Emotional and behavioral symptoms of PMS

You probably experience some of these symptoms during your monthly cycle:
  • Depression and mood swings
  • Irritability and anger
  • Anxiety and tension
  • A change in appetite, food cravings
  • Feeling withdrawn
  • An inability to sleep
  • An inability to concentrate

How to alleviate the emotional symptoms of PMS

Getting moderate exercise has been shown to reduce depression and other PMS symptoms. Shoot for 30 minutes, 4 or 5 times each week. Take your vitamins, and be sure to get enough calcium. Eat a balanced diet, full of fruits, vegetables, whole grains and good fats. Sometimes cutting back on caffeine, chocolate and salt can help.

Symptoms of clinical depression

When you feel depressed, you feel helpless and hopeless. It is hard to complete daily tasks, and social interaction is a chore. You have no interest in activities that you once enjoyed. Some other symptoms of depression are:
  • Feelings of isolation
  • Can't sleep
  • Appetite loss
  • Severe nervousness
Feeling like your situation is hopeless and no one can help you is a common symptom of depression. But you can get help. Your doctor can work with you to find the right combination of medication and counseling to help you get better. Some women have relieved their symptoms with herbal remedies like St. John's Wort. But it is important to get help from a trained medical professional as well.

Who gets depressed?

Women are a lot more likely to get depressed than men. In fact, twice as many women will experience depression at some point in their lives. Part of the reason for this may be biological and hormonal. Before puberty, similar numbers of girls and boys develop depression. But after puberty, and continuing into adulthood, girls and women are almost twice as likely to develop depression. And after menopause the gap, again, disappears. So a woman's hormones can increase the likelihood of depression, but it is not the only factor. Obviously, some women become depressed while others do not. Developing depression has social and psychological factors as well.

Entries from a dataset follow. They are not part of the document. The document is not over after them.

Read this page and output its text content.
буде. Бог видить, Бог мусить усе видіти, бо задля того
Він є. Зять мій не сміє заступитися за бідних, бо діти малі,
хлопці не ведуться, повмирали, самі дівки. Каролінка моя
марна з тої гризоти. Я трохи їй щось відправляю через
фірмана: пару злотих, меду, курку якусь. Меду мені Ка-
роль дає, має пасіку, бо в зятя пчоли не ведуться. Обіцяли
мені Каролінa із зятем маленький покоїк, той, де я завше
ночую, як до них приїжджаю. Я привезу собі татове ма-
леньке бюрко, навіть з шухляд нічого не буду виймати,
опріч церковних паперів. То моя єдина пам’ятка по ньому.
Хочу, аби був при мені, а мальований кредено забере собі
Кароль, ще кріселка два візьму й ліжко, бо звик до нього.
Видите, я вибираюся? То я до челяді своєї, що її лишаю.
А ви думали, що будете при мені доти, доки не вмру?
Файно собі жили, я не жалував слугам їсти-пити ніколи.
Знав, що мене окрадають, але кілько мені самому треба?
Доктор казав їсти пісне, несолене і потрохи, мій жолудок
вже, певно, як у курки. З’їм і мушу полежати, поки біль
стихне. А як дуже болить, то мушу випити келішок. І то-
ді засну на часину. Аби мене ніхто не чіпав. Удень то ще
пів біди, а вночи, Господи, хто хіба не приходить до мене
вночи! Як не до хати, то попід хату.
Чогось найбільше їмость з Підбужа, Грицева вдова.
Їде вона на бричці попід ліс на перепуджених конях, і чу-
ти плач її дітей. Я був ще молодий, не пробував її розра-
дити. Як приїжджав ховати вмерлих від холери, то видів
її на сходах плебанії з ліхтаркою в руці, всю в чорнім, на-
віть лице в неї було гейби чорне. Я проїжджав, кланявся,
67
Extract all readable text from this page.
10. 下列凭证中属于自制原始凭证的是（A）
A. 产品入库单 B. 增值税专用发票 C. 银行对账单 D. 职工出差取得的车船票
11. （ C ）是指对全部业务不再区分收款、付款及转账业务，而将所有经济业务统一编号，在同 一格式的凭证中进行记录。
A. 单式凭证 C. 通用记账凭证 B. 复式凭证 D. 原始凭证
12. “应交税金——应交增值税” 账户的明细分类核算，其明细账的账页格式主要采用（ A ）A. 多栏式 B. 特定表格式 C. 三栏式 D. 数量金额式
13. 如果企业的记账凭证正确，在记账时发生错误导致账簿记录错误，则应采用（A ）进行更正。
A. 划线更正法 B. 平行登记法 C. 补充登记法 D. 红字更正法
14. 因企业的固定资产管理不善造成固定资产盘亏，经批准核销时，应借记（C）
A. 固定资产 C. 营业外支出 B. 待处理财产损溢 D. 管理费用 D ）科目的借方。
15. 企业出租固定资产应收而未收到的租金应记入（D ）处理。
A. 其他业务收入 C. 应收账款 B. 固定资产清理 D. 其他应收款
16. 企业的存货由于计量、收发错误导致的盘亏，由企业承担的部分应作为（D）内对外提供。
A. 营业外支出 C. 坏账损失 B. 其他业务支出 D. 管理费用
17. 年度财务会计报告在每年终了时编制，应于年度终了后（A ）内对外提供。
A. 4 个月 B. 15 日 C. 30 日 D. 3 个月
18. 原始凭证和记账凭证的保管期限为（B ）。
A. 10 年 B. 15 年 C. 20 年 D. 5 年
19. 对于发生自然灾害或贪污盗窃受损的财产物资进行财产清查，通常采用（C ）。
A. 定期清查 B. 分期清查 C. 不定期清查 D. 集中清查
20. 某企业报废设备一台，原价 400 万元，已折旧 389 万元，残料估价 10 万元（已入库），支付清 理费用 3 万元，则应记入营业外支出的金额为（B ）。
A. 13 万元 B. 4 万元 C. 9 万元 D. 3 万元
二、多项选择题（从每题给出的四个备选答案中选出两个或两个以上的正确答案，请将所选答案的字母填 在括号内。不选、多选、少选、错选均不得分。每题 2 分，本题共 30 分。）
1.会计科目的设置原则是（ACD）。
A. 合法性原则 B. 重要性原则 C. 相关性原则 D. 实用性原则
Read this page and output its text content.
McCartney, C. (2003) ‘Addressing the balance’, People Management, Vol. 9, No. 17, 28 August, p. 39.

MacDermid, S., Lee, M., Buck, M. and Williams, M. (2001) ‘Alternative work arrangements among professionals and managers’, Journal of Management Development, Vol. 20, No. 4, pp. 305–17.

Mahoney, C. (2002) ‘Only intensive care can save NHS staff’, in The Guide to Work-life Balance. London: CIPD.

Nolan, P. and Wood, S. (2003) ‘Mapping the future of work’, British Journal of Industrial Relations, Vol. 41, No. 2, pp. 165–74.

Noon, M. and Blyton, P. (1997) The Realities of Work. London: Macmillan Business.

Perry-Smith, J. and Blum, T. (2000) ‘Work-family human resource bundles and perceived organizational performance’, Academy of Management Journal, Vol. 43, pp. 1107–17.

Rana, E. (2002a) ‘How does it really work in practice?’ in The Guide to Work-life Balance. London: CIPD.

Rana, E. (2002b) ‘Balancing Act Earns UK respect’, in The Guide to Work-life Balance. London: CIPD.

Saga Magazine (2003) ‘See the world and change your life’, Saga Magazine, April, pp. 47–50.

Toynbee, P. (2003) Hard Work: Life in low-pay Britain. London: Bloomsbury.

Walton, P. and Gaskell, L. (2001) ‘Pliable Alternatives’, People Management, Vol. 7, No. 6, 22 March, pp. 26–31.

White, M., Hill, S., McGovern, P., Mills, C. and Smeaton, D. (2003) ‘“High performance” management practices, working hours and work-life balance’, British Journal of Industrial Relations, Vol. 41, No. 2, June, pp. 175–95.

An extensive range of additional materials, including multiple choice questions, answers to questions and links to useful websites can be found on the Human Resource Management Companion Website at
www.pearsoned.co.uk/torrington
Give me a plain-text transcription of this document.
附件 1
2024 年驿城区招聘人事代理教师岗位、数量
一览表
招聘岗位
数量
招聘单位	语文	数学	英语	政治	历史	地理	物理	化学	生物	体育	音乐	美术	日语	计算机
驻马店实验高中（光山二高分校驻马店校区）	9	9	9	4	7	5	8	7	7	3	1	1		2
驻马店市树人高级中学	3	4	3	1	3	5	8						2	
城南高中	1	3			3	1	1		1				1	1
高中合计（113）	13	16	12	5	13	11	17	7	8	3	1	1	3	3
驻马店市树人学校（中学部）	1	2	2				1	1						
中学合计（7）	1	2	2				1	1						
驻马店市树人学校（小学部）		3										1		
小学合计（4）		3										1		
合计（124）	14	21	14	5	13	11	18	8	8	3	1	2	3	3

Cultural, social and psychological factors of depression

The social, cultural and psychological issues that are unique to women may contribute to their rate of depression by causing feelings of hopelessness, negativity and low self esteem. Generally, American women do not have as much money or power as American men. They earn less money than men do in the same job. Women are more likely to be a single parent, and single mothers as a group have a very high rate of poverty. In addition, minority women may have added stress from racial discrimination. Many women hold jobs outside of the home and still manage most of the domestic duties at home. They are also more likely to care for their own children and elderly parents at the same time. Women who were physically or sexually abused are more likely to develop depression at some point in their lives. If you have clinical depression, please get help. Depression and feelings of hopelessness are not something you have to live with. Tell your doctor so you can begin treatment.